Yangon: Myanmar police on Saturday evicted the family of a police officer who testified that he and others had been ordered to entrap two reporters working for the Reuters news agency who are facing charges that could get them up to 14 years in prison, the officer’s wife said.
The reporters, Wa Lone and Kyaw Soe Oo, have been detained since Dec. 12 on charges of violating the colonial-era Official Secrets Act. The two helped cover the crisis in Myanmar’s Rakhine state, where a brutal counterinsurgency operation last year drove about 700,000 Rohingya Muslims to neighboring Bangladesh.
Police Capt. Moe Yan Naing told a court Friday that his superior had arranged for two policemen to meet the reporters at a restaurant and hand over documents described as “important secret papers” in order to entrap them.
On Saturday, Moe Yan Naing’s wife, Daw Tuu, said she and her daughter were ordered to move out of their police housing in the capital, Naypyitaw.
“A police officer called us this morning and said we have to move out of the housing immediately and that’s the order from the superior,” Daw Tuu said, sobbing.
Moe Yan Naing said he and other colleagues who had been interviewed earlier by Wa Lone about their activities in Rakhine had been interrogated under the direction of Brig.

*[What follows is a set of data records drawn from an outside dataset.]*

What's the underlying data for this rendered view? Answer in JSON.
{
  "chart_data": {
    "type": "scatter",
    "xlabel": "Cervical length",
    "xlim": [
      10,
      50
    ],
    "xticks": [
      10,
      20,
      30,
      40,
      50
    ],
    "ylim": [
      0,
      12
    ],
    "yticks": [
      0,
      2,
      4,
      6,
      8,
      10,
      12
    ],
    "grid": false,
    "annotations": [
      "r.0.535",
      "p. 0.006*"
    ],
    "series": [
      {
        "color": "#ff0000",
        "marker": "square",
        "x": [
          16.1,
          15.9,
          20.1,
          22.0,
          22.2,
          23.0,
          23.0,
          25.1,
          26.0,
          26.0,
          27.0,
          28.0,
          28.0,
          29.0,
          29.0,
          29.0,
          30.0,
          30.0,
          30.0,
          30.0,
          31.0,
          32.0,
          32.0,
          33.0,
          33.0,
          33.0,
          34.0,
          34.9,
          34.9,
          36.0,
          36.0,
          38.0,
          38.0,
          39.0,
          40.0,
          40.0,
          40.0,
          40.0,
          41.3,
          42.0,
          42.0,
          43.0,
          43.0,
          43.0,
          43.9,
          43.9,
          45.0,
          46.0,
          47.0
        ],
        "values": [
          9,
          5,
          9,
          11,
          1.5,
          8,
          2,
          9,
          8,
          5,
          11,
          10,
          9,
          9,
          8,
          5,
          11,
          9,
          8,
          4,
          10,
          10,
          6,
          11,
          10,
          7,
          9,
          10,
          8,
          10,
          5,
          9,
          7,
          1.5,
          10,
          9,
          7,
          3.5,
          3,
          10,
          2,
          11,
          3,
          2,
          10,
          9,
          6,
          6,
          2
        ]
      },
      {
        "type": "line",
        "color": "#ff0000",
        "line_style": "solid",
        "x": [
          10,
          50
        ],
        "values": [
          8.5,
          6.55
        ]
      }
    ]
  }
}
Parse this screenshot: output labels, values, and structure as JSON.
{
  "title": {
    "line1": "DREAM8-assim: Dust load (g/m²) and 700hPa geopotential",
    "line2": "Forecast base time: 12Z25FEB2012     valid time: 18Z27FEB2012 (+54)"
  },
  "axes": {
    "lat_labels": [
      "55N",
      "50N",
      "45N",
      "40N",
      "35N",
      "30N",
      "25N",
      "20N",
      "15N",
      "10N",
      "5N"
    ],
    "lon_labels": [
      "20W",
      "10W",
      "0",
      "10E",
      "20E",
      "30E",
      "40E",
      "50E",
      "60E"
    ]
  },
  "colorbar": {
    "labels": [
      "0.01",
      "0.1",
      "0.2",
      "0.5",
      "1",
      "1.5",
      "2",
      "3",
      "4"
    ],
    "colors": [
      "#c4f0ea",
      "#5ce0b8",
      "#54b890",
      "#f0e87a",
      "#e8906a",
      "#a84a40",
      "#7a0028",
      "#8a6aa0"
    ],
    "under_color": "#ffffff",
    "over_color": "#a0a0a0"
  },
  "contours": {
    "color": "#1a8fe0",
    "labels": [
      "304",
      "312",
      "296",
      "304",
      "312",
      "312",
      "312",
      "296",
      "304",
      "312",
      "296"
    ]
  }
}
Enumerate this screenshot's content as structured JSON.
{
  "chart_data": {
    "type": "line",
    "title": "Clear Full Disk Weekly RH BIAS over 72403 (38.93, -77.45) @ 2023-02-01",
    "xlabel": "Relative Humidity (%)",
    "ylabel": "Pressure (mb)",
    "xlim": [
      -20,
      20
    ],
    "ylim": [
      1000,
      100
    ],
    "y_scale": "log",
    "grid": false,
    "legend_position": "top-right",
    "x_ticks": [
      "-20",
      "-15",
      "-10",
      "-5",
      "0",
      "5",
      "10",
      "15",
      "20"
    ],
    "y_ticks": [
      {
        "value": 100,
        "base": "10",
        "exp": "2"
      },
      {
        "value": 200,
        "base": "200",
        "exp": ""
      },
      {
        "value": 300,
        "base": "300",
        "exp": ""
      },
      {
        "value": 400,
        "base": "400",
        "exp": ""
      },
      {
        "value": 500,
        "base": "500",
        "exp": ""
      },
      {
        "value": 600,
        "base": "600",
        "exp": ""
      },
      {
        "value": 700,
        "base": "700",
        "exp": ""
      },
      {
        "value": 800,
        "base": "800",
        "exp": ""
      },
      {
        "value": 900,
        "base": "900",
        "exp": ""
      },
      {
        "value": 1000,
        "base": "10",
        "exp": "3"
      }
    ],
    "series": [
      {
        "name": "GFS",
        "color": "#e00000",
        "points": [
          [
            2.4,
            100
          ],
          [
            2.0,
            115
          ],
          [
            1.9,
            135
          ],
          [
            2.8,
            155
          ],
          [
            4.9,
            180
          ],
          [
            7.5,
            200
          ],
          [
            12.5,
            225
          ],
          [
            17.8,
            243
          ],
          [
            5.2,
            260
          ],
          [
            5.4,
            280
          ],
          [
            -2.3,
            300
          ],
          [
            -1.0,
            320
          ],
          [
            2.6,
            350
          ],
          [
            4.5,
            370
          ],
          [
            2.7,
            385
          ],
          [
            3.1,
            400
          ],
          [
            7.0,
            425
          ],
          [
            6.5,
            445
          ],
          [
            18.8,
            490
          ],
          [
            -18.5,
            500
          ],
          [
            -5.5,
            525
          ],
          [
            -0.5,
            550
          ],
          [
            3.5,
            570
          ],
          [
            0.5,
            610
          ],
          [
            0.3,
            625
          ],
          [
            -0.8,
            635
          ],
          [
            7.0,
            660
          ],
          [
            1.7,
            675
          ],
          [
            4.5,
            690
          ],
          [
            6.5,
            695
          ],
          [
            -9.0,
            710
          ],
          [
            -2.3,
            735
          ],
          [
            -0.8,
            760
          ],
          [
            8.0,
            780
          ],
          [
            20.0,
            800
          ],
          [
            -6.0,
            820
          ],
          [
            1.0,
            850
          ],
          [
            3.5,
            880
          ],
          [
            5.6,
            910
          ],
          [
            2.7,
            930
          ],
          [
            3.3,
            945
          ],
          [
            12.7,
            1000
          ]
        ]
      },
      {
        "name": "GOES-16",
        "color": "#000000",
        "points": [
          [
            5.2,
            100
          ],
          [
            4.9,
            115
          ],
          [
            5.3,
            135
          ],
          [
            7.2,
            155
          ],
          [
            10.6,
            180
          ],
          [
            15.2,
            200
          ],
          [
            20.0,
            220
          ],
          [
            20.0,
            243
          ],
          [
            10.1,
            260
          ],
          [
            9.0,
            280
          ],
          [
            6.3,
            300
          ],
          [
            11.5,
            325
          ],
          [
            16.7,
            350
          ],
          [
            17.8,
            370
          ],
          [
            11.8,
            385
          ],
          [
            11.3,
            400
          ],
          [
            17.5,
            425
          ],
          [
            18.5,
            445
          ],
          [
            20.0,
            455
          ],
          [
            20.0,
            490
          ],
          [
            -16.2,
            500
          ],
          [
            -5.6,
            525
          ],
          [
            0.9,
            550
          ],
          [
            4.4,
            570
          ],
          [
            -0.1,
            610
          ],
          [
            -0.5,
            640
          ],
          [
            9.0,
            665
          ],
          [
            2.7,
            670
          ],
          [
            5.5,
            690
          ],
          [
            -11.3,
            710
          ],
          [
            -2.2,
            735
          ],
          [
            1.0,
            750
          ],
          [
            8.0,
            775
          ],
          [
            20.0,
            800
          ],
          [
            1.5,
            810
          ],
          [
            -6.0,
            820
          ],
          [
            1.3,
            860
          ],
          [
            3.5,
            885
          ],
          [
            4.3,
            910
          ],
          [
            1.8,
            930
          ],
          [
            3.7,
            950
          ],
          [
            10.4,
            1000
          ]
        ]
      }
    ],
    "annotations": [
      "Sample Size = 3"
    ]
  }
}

Gen. Tin Ko Ko of the 8th Security Police Battalion.
The police department’s action against Moe Yan Naing’s family caused an outcry in Myanmar.
“This is an outrageous move,” said Robert Sann Aung, a human rights lawyer. “This is to give an example to other police in the country to keep silent from telling the truth.”
The court in Yangon has been holding hearings since January. The defendants’ lawyers have asked the court to drop the case against the pair, saying prosecutors failed to present enough evidence to support the case, but the judge denied the motion.